Samsung 250GB 980 NVMe M.2 is the most reliable one.
This SSD is designed for direct connection to the motherboard inside the case and is suitable for use in laptops and desktops. It has a lifespan of 1,500,000 hours thanks to its 3D TLC NAND memory type. The advanced nickel-coated controller ensures stable performance, while the heat sink plate prevents components from overheating. NVMe technology improves responsiveness and performance. The latest firmware version boosts write speeds to 1300MB/s and read speeds to 2900MB/s, which is impressive. However, the model is still inferior to its big brother, the 970 Evo Plus. But even to work with such speeds will require a motherboard with an M.2 PCI-E 3.0 connector, which is rare in budget computers.
Western Digital Green 240GB is the most affordable from Western Digital.

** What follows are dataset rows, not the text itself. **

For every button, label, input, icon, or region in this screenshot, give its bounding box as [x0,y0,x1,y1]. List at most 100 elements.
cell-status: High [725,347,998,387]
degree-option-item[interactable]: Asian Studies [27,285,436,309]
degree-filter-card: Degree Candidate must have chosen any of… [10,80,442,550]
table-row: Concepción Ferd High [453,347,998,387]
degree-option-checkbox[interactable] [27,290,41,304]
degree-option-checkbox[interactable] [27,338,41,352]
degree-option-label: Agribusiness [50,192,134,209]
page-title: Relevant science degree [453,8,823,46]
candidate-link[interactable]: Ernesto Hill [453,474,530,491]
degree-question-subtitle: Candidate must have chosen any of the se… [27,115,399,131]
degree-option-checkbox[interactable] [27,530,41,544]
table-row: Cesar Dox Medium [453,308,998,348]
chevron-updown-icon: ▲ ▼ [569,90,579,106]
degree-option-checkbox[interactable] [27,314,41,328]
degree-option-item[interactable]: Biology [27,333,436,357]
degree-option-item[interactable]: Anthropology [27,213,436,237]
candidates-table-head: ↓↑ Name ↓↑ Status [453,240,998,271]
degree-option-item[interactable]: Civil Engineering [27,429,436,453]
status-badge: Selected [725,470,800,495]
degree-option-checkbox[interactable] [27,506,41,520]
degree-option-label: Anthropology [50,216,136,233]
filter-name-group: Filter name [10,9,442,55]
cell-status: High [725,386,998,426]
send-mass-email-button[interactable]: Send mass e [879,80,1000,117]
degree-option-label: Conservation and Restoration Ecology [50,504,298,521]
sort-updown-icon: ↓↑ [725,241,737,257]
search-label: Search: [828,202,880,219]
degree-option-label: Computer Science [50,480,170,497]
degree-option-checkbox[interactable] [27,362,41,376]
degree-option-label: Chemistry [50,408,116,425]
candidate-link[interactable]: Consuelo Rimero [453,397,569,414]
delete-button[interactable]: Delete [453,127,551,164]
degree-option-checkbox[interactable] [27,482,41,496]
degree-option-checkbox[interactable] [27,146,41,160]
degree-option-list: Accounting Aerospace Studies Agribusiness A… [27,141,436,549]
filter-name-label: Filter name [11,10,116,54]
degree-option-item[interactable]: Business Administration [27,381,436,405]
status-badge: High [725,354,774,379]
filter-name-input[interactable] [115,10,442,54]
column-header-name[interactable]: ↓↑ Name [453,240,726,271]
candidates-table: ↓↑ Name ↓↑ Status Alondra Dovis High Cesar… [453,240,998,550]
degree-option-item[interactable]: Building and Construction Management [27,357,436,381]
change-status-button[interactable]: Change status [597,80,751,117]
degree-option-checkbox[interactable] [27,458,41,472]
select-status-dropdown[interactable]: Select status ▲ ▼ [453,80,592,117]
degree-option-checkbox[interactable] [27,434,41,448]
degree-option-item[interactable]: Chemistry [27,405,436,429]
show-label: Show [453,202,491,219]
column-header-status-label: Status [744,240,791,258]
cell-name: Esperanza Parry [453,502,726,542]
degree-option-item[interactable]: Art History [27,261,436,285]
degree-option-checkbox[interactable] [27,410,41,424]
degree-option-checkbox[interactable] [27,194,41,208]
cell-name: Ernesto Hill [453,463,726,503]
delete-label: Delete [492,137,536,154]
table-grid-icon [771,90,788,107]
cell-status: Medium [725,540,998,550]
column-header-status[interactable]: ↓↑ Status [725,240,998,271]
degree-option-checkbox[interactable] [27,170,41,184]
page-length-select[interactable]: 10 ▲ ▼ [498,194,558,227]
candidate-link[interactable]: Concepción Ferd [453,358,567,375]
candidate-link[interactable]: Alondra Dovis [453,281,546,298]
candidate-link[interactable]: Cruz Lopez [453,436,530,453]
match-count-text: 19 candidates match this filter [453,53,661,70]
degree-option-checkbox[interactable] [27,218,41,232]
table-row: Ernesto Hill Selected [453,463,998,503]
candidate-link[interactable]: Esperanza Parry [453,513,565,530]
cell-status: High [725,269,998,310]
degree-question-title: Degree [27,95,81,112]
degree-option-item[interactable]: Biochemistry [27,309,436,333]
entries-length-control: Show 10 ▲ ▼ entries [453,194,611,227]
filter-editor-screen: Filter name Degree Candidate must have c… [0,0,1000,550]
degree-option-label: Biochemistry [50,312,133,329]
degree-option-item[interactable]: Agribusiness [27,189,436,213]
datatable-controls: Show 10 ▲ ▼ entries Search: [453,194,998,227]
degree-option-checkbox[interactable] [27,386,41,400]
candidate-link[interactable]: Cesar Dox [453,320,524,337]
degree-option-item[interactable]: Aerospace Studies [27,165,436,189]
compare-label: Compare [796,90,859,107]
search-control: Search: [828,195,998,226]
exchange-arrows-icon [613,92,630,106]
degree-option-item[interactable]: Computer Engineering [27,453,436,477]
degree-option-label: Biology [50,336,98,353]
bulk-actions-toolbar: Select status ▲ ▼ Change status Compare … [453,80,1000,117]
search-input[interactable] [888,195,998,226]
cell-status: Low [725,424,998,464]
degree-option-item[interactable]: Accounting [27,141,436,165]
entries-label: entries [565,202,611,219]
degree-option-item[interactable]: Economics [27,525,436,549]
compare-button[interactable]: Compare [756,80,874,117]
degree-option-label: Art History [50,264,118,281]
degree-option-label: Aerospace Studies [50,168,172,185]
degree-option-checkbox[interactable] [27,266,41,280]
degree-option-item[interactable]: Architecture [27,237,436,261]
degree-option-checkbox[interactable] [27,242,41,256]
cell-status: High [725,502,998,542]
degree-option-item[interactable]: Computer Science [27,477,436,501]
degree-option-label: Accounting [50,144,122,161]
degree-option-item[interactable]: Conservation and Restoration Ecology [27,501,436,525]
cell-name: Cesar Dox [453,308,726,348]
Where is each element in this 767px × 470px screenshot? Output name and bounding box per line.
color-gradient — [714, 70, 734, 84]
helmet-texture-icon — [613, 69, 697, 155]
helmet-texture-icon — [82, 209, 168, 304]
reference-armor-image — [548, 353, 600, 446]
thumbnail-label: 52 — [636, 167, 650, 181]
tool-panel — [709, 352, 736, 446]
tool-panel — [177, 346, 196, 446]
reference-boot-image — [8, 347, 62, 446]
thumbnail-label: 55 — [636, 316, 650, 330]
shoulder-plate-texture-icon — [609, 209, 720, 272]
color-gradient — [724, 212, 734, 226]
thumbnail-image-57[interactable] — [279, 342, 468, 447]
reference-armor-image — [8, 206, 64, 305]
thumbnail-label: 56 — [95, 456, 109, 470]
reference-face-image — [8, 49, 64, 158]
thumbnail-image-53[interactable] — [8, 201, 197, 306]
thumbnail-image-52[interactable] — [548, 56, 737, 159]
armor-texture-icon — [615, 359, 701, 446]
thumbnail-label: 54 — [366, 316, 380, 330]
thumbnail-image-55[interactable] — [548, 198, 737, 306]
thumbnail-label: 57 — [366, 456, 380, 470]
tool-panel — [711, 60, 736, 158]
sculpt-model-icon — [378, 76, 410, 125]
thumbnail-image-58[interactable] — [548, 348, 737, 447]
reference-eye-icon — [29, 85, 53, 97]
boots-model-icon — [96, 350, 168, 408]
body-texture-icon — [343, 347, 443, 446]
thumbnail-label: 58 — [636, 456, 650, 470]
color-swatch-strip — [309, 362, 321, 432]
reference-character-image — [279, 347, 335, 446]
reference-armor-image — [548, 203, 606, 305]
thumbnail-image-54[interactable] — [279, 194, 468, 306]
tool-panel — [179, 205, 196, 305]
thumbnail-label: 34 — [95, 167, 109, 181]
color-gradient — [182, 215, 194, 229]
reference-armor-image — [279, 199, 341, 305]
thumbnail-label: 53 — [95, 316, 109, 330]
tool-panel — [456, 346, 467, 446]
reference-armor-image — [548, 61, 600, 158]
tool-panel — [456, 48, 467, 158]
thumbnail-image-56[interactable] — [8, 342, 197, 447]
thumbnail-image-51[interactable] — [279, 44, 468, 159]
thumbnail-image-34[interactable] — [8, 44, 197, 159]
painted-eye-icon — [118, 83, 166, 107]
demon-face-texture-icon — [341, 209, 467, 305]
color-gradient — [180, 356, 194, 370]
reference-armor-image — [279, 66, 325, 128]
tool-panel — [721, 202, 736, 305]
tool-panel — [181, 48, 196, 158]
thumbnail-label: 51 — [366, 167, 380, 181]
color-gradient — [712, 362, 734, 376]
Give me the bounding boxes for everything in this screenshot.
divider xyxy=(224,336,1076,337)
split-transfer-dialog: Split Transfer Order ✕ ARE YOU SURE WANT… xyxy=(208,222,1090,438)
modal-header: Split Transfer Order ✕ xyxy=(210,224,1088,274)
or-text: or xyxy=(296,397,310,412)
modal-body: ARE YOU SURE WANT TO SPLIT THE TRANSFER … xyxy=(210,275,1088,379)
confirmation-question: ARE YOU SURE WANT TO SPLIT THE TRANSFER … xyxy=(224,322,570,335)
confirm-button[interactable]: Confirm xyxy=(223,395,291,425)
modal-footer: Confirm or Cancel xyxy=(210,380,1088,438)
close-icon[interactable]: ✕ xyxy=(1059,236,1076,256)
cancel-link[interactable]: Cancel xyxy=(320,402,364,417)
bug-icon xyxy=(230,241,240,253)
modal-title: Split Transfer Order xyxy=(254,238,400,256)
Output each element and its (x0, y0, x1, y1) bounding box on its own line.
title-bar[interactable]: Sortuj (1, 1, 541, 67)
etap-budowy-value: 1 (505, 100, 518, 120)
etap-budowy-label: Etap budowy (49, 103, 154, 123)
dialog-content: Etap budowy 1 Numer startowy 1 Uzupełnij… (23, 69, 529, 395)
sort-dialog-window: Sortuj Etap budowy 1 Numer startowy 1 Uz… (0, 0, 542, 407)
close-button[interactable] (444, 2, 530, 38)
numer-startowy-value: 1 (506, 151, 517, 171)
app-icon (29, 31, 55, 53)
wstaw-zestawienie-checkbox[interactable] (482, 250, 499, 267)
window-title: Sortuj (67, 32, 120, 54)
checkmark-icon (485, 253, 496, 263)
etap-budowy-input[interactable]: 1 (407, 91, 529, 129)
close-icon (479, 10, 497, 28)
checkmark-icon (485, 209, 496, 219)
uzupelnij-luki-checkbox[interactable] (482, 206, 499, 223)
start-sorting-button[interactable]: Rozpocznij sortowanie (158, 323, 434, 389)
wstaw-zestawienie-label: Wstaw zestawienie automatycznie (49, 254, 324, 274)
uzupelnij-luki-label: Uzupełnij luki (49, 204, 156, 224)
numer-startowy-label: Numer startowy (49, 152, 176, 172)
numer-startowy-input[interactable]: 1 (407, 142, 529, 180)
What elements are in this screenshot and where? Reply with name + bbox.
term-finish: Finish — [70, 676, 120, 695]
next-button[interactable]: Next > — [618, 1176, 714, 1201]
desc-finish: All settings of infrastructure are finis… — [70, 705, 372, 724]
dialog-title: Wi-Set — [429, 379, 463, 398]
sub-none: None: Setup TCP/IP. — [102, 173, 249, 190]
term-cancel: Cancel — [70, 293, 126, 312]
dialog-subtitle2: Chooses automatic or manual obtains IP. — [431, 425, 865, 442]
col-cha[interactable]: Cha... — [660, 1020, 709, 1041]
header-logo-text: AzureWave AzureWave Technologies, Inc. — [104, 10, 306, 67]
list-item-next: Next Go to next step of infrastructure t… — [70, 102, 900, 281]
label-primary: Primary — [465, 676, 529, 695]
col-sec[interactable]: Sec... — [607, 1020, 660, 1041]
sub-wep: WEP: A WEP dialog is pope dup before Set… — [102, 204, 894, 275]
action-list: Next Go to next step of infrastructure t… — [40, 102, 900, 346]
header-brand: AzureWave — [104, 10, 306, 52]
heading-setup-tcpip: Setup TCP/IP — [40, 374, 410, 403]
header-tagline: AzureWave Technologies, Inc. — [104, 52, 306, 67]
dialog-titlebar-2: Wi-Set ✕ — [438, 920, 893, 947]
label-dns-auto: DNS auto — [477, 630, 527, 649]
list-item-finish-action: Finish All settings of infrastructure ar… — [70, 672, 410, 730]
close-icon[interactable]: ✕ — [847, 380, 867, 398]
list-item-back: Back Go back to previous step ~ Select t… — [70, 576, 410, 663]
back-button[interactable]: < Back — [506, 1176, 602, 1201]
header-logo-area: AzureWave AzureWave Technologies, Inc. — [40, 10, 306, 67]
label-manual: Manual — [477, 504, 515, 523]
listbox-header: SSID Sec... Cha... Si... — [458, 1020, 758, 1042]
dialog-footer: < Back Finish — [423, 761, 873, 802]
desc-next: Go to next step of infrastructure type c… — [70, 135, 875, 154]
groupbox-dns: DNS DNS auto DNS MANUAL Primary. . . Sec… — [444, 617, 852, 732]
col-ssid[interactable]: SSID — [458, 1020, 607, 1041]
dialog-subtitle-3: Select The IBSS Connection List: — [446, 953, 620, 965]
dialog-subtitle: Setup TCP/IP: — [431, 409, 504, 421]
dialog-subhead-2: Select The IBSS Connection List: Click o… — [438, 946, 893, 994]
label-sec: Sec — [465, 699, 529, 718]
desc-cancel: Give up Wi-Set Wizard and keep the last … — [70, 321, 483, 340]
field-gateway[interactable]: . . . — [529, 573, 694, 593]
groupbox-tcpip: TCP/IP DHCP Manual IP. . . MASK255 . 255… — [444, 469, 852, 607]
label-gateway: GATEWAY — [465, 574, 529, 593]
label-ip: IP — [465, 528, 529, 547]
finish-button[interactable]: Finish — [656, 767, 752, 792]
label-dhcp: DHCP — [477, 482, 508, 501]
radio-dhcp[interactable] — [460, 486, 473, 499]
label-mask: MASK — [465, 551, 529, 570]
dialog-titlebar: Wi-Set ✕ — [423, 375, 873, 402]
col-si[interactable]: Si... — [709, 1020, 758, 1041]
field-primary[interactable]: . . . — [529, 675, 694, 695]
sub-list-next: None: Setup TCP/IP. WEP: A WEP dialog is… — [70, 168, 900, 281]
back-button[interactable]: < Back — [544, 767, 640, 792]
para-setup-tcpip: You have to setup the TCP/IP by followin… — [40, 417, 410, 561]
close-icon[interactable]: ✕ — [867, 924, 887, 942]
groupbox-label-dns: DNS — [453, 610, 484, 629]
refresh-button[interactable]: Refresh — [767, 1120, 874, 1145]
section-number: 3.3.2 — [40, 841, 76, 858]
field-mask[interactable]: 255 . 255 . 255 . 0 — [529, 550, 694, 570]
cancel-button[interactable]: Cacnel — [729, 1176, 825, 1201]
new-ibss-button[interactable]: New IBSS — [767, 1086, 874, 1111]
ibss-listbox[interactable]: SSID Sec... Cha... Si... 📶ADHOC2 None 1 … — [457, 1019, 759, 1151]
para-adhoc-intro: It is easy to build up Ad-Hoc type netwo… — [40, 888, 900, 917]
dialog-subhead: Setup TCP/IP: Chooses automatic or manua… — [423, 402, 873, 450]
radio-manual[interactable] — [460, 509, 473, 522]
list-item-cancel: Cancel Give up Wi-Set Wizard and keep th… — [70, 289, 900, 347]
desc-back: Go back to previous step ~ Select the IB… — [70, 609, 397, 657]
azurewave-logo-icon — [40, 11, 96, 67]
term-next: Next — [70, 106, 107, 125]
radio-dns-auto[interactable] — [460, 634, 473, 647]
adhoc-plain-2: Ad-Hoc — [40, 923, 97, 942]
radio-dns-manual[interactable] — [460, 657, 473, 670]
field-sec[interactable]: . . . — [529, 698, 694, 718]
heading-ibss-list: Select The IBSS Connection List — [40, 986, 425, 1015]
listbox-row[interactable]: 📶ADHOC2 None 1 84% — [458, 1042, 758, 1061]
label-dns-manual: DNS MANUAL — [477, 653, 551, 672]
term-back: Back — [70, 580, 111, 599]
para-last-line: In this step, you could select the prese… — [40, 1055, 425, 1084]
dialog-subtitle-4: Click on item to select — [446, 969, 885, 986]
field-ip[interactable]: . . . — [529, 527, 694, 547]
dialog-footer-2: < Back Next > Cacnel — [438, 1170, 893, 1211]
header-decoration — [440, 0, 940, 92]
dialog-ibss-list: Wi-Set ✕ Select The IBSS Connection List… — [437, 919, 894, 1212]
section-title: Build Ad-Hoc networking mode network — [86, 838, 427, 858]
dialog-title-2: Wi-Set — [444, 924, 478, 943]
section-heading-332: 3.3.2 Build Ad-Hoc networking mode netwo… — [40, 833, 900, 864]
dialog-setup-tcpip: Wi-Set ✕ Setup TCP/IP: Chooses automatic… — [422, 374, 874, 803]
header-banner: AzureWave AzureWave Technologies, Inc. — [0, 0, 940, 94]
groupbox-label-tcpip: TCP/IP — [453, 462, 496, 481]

Western Digital is revered among hard drives and SSDs as the iPhone is among smartphones, and for a good reason: over the years, the company has earned an excellent reputation for product quality. That’s why no list in the “Best and Most Reliable SSDs” format is without them.
The 240GB WD Green SSD has a SATA III interface and measures 100 × 70 × 7 mm, allowing it to be installed in any form factor computer. The 240GB WD Green has a maximum read speed of 545MB/s and a maximum write speed of 465MB/s. These aren’t the most astounding numbers even in this price segment, but in the case of the Green model, this is offset by its reliability, with an MTBF of over 1 million hours.